Interesting! Please next time without the cheering and disappointment-fx 🙄
My feeling is that piano playing is like language. Your accent and manner of speaking is established when you are very young. Later on it's very hard to develop a proper accent in a foreign language such as French or Chinese if you are an native English speaker. Likewise, these cultures have difficulty speaking English. American English is different from British and so forth. If you start piano later in life it is going to be difficult to gain the fluidity that a young child has. Naturally as you age your playing will become more refined. Another thing is that certain people are just naturally gifted at certain things. Not everyone can become a Yuja Wang.
I agree apart from the yuja part she's a bad example and not a great pianist. The Russian school is best. But best pianist technically is Marc Andre Hamelin
A child practiced for 40 hours a day. This is what happened to his future self.
Arima kousei irl
What were his socks like at 7??😂
This was a good video but it's missing the part where the little kid cries, quits playing piano, and resents his parents.
the little kid is literally the same guy commenting on the performance
why do i get the feeling that he's actually just dying inside while listening to his younger self lmao (especially during the waltz)

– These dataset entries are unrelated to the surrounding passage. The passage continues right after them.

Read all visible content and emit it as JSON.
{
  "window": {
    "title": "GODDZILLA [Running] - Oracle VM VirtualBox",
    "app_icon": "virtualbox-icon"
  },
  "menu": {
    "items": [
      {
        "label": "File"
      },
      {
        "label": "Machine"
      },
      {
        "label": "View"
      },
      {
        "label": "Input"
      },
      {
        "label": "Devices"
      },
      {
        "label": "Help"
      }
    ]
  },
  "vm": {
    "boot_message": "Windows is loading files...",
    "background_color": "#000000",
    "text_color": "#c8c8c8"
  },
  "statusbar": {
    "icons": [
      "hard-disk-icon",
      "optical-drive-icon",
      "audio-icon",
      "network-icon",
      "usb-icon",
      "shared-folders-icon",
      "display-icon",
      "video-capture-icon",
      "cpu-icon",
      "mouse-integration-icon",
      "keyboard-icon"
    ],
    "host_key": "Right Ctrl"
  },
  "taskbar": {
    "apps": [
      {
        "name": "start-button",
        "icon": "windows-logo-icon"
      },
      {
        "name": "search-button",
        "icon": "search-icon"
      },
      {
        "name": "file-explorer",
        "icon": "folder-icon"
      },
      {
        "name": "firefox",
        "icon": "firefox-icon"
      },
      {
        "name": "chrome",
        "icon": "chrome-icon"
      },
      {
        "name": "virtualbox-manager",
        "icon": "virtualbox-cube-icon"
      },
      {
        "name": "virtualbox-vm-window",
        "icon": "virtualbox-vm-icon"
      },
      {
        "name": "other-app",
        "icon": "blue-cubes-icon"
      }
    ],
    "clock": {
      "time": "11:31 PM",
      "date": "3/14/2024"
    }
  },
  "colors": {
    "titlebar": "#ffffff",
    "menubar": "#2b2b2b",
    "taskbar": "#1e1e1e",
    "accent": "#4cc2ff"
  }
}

He probably is. That's what teachers do when they're sensitive.
I doubt it, he was brilliant and would feel both proud and impressed.
I don't think so. Ffs, he was 8! 😍😍😍
@@toonsster you never know with prodigies, sometimes they will find the measliest of details to criticize themselves with even after they play brilliantly
im not a pianist, how was he cheating in the paganini caprice?
i think he was using his right hand to play a note which his left hand was supposed to play by crossing over
Aristo - the old Romans had this saying, in Latin: "nomen omen (est)", meaning that someone's name would predict something about them. As "Aristo" must be taken from Greek "aristos", it means "the best".
Imagine parents giving that name to their child, it then becoming a prodigy.
There must have been a very clever tiger parent that was able to rear their child into this brilliance.
Aristo was a classmate of my son back in primary school. I used to talk to his mom when we were waiting to pick up our kids after school. I do not think his mom was a tiger mom although she was so dedicated to help her children whenever needed. According to his mom, Aristo had a younger brother but he was not so keen on playing piano so his mom would not urge his younger brother to do too much on that. I think Aristo was a real prodigy and was given a lot of support from his family. Aristo's parents were very supportive to him and his brother cos I often saw them attend school activities together with Aristo and his brother.
I actually play worse now than I did when I was 7... 😅 not that I was great then 😜
Were you beat with a bamboo stick if you missed a note as a kid. I’ve heard so many horror stories of children being abused into mastering stuff like from evil parents.
Too bad this music only lives in colleges
I think I will burn my piano!
fml
Former child prodigy... pretty pretentious huh? But then after seeing 0:08 I just told my mind to shut up.
The sound effect when he criticised something is so annoying
How we know its you and not just a random asian kid ???!!!